Edward Snowden Wins 'Truth-Teller' Award

Jose Luis Magana/AP

Documentary filmmaker Laura Poitras, a Snowden confidant, will also be jointly recognized by the Ridenhour Prizes.

Hero or traitor, Edward Snowden can now add one thing to his resume: award-winner.

The former National Security Agency contractor-turned-fugitive will be awarded the 2014 Ridenhour Truth-Telling Prize for his role in exposing intimate details of the government's sweeping surveillance programs, the awards committee announced Monday. Documentary filmmaker Laura Poitras, a Snowden confidant who has helped disseminate the top-secret government documents the fugitive absconded with last year, was jointly recognized.

"We have selected Edward Snowden and Laura Poitras for their work in exposing the NSA's illegal and unconstitutional bulk collection of the communications of millions of people living in the United States," the Ridenhour selection committee said in a statement. "Their act of courage was undertaken at great personal risk and has sparked a critical and transformative debate about mass surveillance in a country where privacy is considered a constitutional right."

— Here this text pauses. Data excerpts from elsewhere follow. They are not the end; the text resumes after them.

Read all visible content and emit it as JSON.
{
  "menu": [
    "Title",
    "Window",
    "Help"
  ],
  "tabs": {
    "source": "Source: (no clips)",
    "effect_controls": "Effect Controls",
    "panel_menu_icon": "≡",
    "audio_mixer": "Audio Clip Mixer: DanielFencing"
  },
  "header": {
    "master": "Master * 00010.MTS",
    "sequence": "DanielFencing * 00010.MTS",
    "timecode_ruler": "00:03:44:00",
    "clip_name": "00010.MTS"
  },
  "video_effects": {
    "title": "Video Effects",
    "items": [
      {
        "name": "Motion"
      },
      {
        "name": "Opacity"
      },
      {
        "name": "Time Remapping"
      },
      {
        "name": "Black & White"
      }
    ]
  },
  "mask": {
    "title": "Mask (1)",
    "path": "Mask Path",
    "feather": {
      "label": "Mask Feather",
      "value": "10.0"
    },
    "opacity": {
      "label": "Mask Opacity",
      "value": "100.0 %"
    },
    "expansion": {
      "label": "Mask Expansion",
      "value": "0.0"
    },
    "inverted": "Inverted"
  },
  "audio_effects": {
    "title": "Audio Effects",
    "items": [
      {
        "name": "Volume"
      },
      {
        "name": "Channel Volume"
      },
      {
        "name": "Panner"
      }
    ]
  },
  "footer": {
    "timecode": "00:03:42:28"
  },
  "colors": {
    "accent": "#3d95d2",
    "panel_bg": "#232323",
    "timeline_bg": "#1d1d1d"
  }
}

Snowden, who has also been nominated this year for the Nobel Peace Prize, is a natural choice for the left-leaning group, which has honored in recent years journalist and undocumented immigrant Jose Antonio Vargas and Thomas Drake, a former NSA official who also exposed secrets kept by the spy agency. The awards are named for Ron Ridenhour, a Vietnam veteran who helped expose the massacre of hundreds of unarmed civilians by U.S. soldiers at My Lai in 1968.

The 30-year-old computer technician achieved overnight notoriety in June of last year, when major publications around the world began publishing top-secret NSA documents he downloaded while working for government contractor Booz Allen Hamilton in Hawaii. Shortly before the leaks began, Snowden fled the country for Hong Kong and, eventually, Russia, where he currently remains under temporary asylum.

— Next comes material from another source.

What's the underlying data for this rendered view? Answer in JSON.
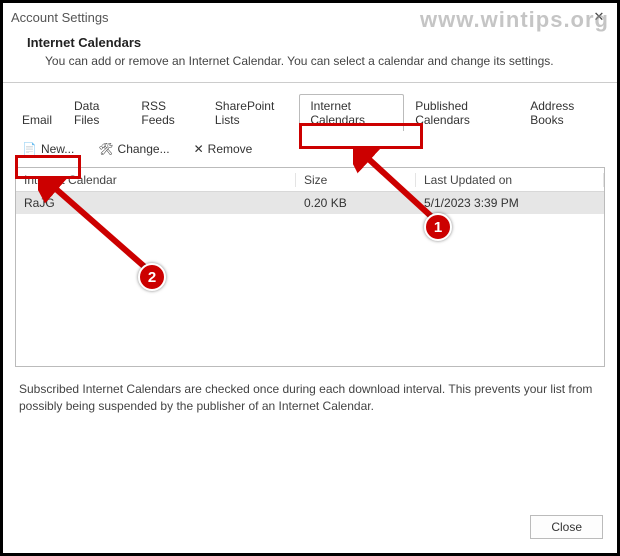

While in Hong Kong, Snowden met with Poitras and journalist Glenn Greenwald to hand over thousands of his secret files, the opening move in what snowballed into a yearlong international debate over the proper role of government surveillance. Snowden's leaks have been widely credited with forcing President Obama and Congress to consider and implement pending reforms to the NSA's spy programs.

As much fanfare as Snowden has attracted since his NSA leaks first surfaced, he has also earned heavy condemnation from proponents of a forceful, agile intelligence community. House Intelligence Committee Chairman Mike Rogers has perhaps been Snowden's most vocal critic, having frequently derided him as a "traitor" who has jeopardized national security by disclosing classified government secrets. The Michigan Republican has also suggested that Snowden's current residency indicates he could be operating as a spy for Russian President Vladimir Putin.

Snowden's winning of the Ridenhour award coincides with his increased willingness to maintain a visible, public profile, even as his whereabouts in Russia remain a mystery. After several months of staying below the radar—even as a breathless deluge of stories made possible by his leaks continued—Snowden has remained relevant in 2014 by participating in online discussions and appearances via video stream at major conferences, such as SXSW.

On Saturday, Snowden again appeared via video to a crowd attending Amnesty International's annual human-rights meeting in Chicago to again warn of the potential dangers of government collection of telephone and Internet "metadata," a conversation that Greenwald joined—also by webcast—from Brazil.

Poitras, a MacArthur "Genius Grant" recipient, is believed to be one of only two people, along with Greenwald, with access to the complete trove of Snowden files. She has been vocally critical of post-9/11 government surveillance.

While noting its appreciation for Greenwald and other journalists who have helped lift the veil on the NSA's spying practices, the Ridenhour committee said it "wanted to salute the role that Poitras has played in this story, as we feel that her contribution has not been adequately recognized by the American media."

Snowden and Poitras will be awarded the Ridenhour Prize for Truth-Telling on April 30 at the National Press Club in Washington, though it is unlikely either will attend. Snowden faces immediate arrest if he steps foot on American soil, and Poitras currently resides in Berlin.